Clinical Trial Details
— Status: Completed
Administrative data
| NCT number |
NCT03885193 |
| Other study ID # |
RC19_0063 |
| Secondary ID |
|
| Status |
Completed |
| Phase |
|
| First received |
|
| Last updated |
|
| Start date |
May 1, 2019 |
| Est. completion date |
November 14, 2019 |
Study information
| Verified date |
March 2021 |
| Source |
Nantes University Hospital |
| Contact |
n/a |
| Is FDA regulated |
No |
| Health authority |
|
| Study type |
Observational
|
Clinical Trial Summary
Activated clotting times (ACT) is employed most commonly to assess anticoagulation and ensure
adequate heparin and protamine dosing during cardiopulmonary bypass (CPB). However, many
studies have demonstrated a lack of correlation between plasma heparin levels and ACT during
CPB.
HMS Plus device estimate the free plasma heparin level from a whole-blood sample and also
include the dose of protamine necessary to neutralize the circulating heparin at the end of
CPB. It could predict a higher heparin dose and lower protamine dose but it's interest on
postoperative bleeding and perioperative transfusion is unclear.
Description:
Adult cardiac surgery is often complicated by elevated blood losses that account for elevated
transfusion requirements. Perioperative bleeding and transfusion of blood products are major
risk factors for morbidity and mortality.
Cardiac surgery is a challenge in the management of coagulation because of the requirement
for both a fully anticoagulated state for CPB and a return-to-normal hemostasis at its
conclusion. Conditions during CPB, such as hemodilution, hypothermia, platelet activation and
coagulopathy are know to cause falsify elevated ACT readings. For these reasons, relying on
the ACT alone may lead to inadequate anticoagulation.
Moreover, no consensus about the monitoring or level of anticoagulation required has been
reached.
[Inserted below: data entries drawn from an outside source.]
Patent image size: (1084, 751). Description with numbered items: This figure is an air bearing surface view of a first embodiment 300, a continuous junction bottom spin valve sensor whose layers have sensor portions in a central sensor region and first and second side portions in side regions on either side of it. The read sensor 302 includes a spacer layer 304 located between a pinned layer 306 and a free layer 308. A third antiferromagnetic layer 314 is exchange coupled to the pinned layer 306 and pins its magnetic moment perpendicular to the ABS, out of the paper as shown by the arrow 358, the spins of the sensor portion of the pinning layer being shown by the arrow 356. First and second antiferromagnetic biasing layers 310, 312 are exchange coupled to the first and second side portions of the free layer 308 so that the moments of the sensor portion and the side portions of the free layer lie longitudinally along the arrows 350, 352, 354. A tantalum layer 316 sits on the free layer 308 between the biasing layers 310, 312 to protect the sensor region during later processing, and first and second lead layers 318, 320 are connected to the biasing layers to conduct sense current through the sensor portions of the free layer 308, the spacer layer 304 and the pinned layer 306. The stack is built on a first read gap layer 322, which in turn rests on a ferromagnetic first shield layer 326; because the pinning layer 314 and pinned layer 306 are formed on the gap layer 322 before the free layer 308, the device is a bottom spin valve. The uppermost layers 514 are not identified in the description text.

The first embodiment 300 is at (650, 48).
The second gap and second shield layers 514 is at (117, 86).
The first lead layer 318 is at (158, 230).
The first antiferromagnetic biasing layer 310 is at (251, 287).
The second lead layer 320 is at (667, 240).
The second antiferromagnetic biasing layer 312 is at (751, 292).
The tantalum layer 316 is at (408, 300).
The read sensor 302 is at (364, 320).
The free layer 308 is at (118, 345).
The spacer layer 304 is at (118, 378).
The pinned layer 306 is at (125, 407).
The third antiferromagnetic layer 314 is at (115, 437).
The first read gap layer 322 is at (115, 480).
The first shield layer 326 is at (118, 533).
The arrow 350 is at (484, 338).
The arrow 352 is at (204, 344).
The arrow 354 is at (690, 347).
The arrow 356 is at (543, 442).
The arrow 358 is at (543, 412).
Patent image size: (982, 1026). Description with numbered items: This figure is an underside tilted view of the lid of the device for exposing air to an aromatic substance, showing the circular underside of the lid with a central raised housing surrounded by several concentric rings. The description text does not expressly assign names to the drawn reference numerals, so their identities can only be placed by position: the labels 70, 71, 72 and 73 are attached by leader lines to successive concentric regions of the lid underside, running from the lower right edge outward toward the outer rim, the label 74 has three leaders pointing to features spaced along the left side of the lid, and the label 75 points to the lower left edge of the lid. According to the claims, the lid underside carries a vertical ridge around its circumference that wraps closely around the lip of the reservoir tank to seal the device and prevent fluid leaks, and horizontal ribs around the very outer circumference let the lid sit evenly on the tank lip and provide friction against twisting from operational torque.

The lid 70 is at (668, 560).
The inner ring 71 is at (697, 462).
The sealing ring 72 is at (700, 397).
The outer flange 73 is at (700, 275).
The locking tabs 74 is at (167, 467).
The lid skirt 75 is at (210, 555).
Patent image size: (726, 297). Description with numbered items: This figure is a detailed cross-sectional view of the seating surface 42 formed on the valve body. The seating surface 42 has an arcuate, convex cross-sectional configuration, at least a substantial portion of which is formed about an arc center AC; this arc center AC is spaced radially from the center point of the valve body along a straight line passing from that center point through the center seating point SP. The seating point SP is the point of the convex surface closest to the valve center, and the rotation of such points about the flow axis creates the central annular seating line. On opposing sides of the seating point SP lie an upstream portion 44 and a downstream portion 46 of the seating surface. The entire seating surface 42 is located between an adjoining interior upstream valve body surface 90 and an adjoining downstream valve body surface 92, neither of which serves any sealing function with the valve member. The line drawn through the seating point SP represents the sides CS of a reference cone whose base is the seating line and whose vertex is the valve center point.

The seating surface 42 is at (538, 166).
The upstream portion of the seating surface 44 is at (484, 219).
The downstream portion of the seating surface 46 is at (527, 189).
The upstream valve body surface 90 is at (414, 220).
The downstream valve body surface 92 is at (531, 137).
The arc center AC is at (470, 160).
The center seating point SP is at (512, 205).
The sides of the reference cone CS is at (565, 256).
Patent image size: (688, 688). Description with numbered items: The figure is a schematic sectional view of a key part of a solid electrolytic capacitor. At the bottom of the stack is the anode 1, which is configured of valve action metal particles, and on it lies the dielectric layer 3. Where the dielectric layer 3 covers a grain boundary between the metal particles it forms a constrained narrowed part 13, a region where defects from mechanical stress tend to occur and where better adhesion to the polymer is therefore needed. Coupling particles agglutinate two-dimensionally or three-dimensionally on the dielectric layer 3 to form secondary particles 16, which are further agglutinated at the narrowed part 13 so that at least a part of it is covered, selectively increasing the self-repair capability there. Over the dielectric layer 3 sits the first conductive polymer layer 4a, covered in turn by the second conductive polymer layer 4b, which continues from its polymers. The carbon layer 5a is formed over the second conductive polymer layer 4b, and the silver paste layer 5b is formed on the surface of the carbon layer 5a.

Similarly, the neutralization of heparin is performed with protamine (dose/dose).
This empirical approach does not include inter- and intra-individual variations, which can
involve bleeding complications. By using the HMS Plus, heparin and protamine dosing are
individualized based on each patient's responsiveness to heparin, eliminating the need for
empiric weight-based dosing.
HMS Plus provided a rapid assessment of heparin concentration that correlated well with
anti-Xa assays. This could attenuates this hemostatic activation by decreasing excessive
generation of thrombin and plasmin. Also, this ensures preservation of coagulation factors
and decreases thrombin-mediated consumption and activation of platelets during CPB.
HMS Plus is ability to calculate the amount of circulating heparin at the end of CPB and give
the exact dose of protamine necessary to neutralize the heparin. Targeted dosing can prevent
excessive protamine administration and reduce protamine-induced platelet dysfunction.
In a meta-analysis of 4 randomized controlled trials involving a total of 507 patients,
postoperatively blood loss was lower in the HMS group compared with the control group. But
the supporting studies were limited by small sample sizes, outdated practice techniques, not
involve surgery at risk and have liberal transfusion practices. Moreover, studies observed
errors in calculating the heparin bolus dose with HMS Plus if patient had an inadequate
antithrombin level. The administration of more heparin is a cause of heparin rebound in the
postoperative period and potentially was increasing the risk for bleeding.
So, it would be necessary to compare ACT Plus and HMS Plus devices on postoperatively
bleeding in a study involve patients at risk to bleeding and with a transfusion protocol.